Ford CEO Mark Fields said the investment is a "vote of confidence" in the pro-business environment president-elect Donald Trump is creating. However, he stressed Ford did not do any sort of special deal with Trump.

"We didn't cut a deal with Trump. We did it for our business," Fields said.

He said Ford did speak with Trump and Vice President-elect Mike Pence on Tuesday morning.

The $700 million investment will go to the Flat Rock, Mich., plant to produce more electric and self-driving cars. Ford believes electric vehicles will outsell gasoline-powered vehicles within the next 15 years.
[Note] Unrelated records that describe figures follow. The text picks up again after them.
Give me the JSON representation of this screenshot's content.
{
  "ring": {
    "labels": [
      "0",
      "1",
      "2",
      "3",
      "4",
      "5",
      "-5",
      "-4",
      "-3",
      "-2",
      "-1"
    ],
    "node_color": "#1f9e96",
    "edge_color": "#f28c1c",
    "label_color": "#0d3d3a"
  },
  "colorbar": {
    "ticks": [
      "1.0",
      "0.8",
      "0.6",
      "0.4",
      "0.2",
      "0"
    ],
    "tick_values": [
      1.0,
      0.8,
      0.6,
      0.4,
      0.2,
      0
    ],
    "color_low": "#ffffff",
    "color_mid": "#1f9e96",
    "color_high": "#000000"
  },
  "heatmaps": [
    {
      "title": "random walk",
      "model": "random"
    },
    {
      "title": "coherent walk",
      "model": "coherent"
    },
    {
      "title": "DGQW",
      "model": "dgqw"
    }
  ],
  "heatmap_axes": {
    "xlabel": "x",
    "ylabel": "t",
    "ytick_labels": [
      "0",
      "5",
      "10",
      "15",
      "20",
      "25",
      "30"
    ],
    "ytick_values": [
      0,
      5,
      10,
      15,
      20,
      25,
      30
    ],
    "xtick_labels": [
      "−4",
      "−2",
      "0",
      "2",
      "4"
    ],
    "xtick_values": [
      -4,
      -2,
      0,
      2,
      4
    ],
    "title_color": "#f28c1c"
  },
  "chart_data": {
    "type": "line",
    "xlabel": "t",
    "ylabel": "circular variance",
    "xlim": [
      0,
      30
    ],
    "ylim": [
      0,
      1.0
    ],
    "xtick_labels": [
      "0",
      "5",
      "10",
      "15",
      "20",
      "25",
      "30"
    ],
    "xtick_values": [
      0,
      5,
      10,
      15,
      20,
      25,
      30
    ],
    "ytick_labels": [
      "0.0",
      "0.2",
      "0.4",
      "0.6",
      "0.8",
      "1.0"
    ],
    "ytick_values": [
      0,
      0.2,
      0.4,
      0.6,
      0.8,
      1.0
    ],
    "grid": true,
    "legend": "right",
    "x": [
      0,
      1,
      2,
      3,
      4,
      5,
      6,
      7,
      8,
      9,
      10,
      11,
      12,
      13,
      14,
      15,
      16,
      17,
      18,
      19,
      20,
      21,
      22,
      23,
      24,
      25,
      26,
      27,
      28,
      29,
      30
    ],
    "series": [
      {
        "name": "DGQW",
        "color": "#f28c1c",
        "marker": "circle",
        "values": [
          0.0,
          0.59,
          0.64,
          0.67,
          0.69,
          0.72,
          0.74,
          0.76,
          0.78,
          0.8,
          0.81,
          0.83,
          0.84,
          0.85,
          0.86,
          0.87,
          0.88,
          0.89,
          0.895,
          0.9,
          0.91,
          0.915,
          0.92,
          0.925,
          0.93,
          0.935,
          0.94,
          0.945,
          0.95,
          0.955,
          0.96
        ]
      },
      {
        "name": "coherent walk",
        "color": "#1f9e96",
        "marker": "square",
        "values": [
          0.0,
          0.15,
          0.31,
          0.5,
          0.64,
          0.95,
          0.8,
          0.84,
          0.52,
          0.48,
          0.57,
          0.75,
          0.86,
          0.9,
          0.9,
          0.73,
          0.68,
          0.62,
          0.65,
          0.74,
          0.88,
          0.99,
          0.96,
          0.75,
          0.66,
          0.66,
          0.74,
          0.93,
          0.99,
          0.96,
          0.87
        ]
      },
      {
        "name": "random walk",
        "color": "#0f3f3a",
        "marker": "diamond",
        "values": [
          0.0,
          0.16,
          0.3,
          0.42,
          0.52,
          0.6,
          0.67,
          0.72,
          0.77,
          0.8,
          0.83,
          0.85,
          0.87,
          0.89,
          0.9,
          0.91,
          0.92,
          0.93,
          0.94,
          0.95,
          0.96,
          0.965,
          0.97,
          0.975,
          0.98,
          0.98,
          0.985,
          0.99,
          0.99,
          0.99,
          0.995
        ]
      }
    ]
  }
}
"I am thrilled that we have been able to secure additional UAW-Ford jobs for American workers," said Jimmy Settles, United Auto Workers vice president.

Ford is planning to roll out seven new electric vehicles in the next five years, including a Mustang Hybrid.

The news is a major U-turn for Ford. Last year, the company announced it would invest $1.6 billion in Mexico to transfer the production of the Ford Focus from Michigan to Mexico to save costs.

Now the Focus will be built at an existing plant in Hermosillo, Mexico, and Ford will expand its plant in Flat Rock.

"Our announcements today are really a vote of confidence in the [U.S.] economy," Fields said.

Trump repeatedly slammed Ford on the campaign trail, claiming the company was moving good manufacturing jobs to Mexico. He vowed to slap a 35 percent tariff on Ford vehicles made in Mexico and sold in the U.S.

Ford fought back against Trump's rhetoric, saying he had his facts wrong and that the company never planned to cut any U.S. jobs.

Ford employs 85,000 Americans, up 28,000, or nearly 50 percent, in just the past five years. In Mexico, Ford employs 8,800.